In a reversal of her previous decision Flagler School Board member Cheryl Massaro will not run for a second term in office. She withdrew her candidacy on Tuesday and confirmed in a phone interview that she’d be stepping down after this year’s election. Her seat currently has two candidates filed to run.
Massaro was first elected in 2020, defeating incumbent Board member Maria Barbosa to win a four-year term in office. She served as Board Chair from late 2022 to late 2023, succeeding the outgoing Trevor Tucker and preceding current Chair Will Furry. Once Massaro was considered part of an informal progressive majority on the Board, alongside members Colleen Conklin and Sally Hunt. She’s proven to be a moderate member who accepts periodical confrontation, but who isn’t overtly partisan. It’s harder to draw any sort of political majority on the Board now, especially as other members have taken bold stances to assert their individualism.

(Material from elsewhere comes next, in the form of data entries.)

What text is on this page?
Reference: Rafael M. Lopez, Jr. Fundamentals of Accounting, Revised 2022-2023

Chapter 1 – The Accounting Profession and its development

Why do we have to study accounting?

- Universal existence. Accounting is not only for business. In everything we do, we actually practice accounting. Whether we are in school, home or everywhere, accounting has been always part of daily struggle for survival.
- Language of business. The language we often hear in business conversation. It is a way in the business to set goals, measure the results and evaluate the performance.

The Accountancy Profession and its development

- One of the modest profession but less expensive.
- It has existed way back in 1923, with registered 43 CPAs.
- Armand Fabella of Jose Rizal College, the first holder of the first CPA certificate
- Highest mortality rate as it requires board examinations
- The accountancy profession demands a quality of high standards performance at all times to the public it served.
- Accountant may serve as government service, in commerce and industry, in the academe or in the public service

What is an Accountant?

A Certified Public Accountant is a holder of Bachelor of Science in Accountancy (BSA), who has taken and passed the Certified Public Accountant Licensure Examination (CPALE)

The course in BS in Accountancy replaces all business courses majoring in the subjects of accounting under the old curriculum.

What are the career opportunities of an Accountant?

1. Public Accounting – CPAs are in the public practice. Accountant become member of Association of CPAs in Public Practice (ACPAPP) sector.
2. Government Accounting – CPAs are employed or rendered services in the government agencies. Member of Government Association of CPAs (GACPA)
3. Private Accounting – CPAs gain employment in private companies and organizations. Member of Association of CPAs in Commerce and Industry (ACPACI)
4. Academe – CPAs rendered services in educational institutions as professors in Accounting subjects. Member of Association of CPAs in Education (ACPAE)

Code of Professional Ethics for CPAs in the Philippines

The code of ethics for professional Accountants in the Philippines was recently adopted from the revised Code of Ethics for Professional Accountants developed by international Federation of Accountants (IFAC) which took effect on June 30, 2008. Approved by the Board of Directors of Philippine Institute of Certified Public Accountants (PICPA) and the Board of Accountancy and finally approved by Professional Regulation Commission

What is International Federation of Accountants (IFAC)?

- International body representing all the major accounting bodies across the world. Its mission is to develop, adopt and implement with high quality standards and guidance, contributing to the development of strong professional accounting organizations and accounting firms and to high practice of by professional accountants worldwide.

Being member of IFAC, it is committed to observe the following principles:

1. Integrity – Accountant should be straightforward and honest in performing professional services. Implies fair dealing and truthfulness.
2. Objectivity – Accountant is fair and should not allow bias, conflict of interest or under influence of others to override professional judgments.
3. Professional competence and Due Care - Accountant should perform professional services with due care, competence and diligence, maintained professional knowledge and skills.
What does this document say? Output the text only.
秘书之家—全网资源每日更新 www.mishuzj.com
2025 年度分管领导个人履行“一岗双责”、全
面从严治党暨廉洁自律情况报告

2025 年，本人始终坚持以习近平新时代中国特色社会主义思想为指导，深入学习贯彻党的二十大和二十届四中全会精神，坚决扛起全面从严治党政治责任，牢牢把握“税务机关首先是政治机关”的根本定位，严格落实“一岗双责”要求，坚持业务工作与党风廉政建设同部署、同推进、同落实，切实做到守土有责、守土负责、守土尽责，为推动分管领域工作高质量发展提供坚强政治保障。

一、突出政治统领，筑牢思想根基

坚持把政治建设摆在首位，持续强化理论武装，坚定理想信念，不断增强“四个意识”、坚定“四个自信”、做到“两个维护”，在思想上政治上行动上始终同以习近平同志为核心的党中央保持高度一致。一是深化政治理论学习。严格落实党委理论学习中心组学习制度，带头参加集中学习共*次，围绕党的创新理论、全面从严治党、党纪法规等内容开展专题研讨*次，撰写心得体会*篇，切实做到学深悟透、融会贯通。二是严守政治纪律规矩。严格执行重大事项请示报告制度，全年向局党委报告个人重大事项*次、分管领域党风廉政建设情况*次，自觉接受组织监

The reason for Massaro’s withdrawal is the decision of another candidate, Lauren Ramirez, to enter. Massaro has maintained that she’d run if there were no candidates she saw as suitable, but bow out if there were. Ramirez owns Salus Medical Training and is involved with Belle Terre Elementary School’s parent-teacher organization. She launched her first political campaign by filing this week to run for Massaro’s seat.
“I think Lauren would be a good asset for District 5,” Massaro said Tuesday. “She’s had some educational background which could be beneficial, and she’s got a lot of enthusiasm. So I think she would be a good fit for that seat.”
The other candidate, Vincent Sullivan, is an attorney with Chiumento Law. He entered the race in February. Though Massaro stopped short of announcing an impending endorsement, she raised objections with Sullivan’s candidacy. “My biggest concern is a conflict of interest,” she said. “I don’t know him, I don’t know if he’s a good guy or a bad guy […] Even though he’s not necessarily the attorney of record, it doesn’t mean that he would not be providing information in the background to a number of lawsuits that actually come from the Chiumento organization against the school district.”
Ramirez and Sullivan are set to face off in this year’s August primary election ballot, at which the winner will assume their in November. If a third candidate enters, the winner will have to earn over 50% of the vote to avoid a runoff election with the runner-up candidate.
“I’d like to do a little bit of real retirement,” continued Massaro, who turns 71 this year. “It takes a lot of time and a lot of commitment to do this job right. And it’s not a job you can do half-assed.”